Orang yang memimpin penyerangan dan melempar bola salju ke arahku adalah seorang gadis yang beberapa menit yang lalu mengatakan kata-kata menggemaskan yang luar biasa, kakak ini adalah pacar Haru-nii. Ucapan Yuki terus bergema di pikiranku. Kakak ini adalah pacar Haru-nii, pacar, pacar. Itu hanya imajinasiku. Khayalanku
Akhirnya, aku terjatuh. Wajahku kehilangan akal sehat sesaat setelah dilempari bola salju habis-habisan. Aku tak tahu apa ini nyeri atau kedinginan, dan aku tidak bisa mencium.
“Target terbunuh.”
Yuki memandang diriku yang terjatuh, dan berpose layaknya pahlawan yang mengalahkan penjahat.
“Tidak, aku belum mati.”
“Mfufufu. Yoshi-kun, karena kamu kalah, kamu harus menuruti apa yang aku katakan.”
“Aturan itu berlaku untukku juga?”
“Bukannya itu sudah jelas?”
Benar, jadi yang kalah harus menuruti perkataan yang menang. Aku mengangkat tangan untuk mengakui kekalahan dengan pasrah, dan Yuki mengangguk dengan puas.
“Kalau begitu semuanya. Waktu untuk mengalahkan yang lainnya. Ayo serbuuu! ”
Jadi aku menyaksikan Yuki yang terus menyerang sisa timku. Di sebelahku, Natsuna bertanya,
“Hei, Haru-kun. Siapa gadis cantik itu? Kenalanmu?”
“... Mungkin dia peri salju dengan aroma sakura? ”
Aku hanya bergumam, karena terlalu malas untuk menjelaskan. Itu aneh, salju dan sakura ‘kan berada pada musim yang berbeda, gumam Natsuna, seperti yang dikatakan orang tertentu.
Hari Selasa, 13 Februari.
Ini hari ketujuh Yuki dan aku menjadi sepasang kekasih. Pada hari ini, kami memutuskan pergi ke taman hiburan yang berada di atap gedung swalayan.
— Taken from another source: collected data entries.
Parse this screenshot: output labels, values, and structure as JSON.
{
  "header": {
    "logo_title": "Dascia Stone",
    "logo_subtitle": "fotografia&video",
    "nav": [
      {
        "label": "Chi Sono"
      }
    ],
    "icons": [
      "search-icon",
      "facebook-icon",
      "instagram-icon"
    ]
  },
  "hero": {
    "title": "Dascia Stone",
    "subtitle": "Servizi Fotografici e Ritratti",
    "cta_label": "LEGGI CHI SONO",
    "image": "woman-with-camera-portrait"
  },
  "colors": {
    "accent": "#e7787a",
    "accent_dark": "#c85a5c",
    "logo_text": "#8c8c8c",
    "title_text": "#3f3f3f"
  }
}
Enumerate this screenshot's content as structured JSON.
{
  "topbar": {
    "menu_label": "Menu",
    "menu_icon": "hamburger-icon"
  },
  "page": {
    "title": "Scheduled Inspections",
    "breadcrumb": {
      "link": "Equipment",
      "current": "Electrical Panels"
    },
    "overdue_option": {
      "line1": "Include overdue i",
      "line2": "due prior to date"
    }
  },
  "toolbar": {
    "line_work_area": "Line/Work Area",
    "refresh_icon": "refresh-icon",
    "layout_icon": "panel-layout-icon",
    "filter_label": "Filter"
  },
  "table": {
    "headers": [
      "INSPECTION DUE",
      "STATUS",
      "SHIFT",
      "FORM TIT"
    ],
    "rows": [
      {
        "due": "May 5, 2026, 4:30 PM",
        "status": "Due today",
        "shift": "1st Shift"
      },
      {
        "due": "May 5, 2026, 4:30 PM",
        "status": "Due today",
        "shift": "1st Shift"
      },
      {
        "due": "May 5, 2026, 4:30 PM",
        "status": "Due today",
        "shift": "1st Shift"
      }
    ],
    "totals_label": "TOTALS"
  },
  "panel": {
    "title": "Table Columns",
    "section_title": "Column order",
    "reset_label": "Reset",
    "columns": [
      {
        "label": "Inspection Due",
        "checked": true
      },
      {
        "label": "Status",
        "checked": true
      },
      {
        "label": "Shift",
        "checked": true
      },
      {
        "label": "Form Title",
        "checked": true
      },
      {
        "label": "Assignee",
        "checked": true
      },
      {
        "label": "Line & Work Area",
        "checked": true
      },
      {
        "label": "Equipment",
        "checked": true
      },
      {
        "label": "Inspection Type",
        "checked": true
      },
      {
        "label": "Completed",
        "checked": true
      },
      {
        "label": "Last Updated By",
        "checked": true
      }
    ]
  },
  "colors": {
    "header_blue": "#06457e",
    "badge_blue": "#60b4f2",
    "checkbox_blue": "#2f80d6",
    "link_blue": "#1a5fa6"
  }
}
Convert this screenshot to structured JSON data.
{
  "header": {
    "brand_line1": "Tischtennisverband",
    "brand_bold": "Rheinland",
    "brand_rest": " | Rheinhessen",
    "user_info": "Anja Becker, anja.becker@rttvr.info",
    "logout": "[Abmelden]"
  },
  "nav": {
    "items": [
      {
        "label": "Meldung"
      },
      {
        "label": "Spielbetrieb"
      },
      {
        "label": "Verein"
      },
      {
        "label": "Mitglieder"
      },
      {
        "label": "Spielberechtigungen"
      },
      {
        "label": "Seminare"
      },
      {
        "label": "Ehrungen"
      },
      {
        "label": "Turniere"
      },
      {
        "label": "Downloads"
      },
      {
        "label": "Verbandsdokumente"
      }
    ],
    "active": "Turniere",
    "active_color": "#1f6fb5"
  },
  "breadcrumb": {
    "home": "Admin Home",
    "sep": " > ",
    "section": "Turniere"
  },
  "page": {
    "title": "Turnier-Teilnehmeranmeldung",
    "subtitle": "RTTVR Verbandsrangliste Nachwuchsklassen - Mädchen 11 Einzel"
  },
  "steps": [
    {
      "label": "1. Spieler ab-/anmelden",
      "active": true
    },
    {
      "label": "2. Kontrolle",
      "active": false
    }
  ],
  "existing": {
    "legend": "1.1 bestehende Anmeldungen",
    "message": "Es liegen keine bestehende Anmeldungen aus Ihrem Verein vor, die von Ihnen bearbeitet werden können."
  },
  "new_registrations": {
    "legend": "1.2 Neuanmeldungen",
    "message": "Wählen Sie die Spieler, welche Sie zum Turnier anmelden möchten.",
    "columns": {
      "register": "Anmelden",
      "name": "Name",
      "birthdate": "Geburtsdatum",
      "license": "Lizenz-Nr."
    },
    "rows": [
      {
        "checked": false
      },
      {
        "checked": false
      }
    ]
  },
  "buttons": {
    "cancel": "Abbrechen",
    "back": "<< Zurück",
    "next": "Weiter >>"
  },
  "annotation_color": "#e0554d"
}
Biang lala mini di sana berkarat karena terpaan angin dan hujan, dan dari lima mobil yang dirancang dengan karakter anime, tiga di antaranya diberi label 'tidak berfungsi'. Satu-satunya yang masih berfungsi adalah robot kucing biru dan tikus listrik berpipi merah. Ada anak laki-laki yang duduk di mainan tikus listrik, dan setelah bergerak sekitar 3 menit, ia berhenti tepat di tengah taman bermain.
Tumpukan salju tebal kemarin sudah mencair sepenuhnya, dengan beberapa masih meninggalkan genangan. Wajah-wajah manusia salju setengah meleleh.
Kami duduk di bangku plastik. Ini adalah satu-satunya tempat bagi kami untuk duduk dan beristirahat. Aku menatap langit yang kelabu, dan bergumam.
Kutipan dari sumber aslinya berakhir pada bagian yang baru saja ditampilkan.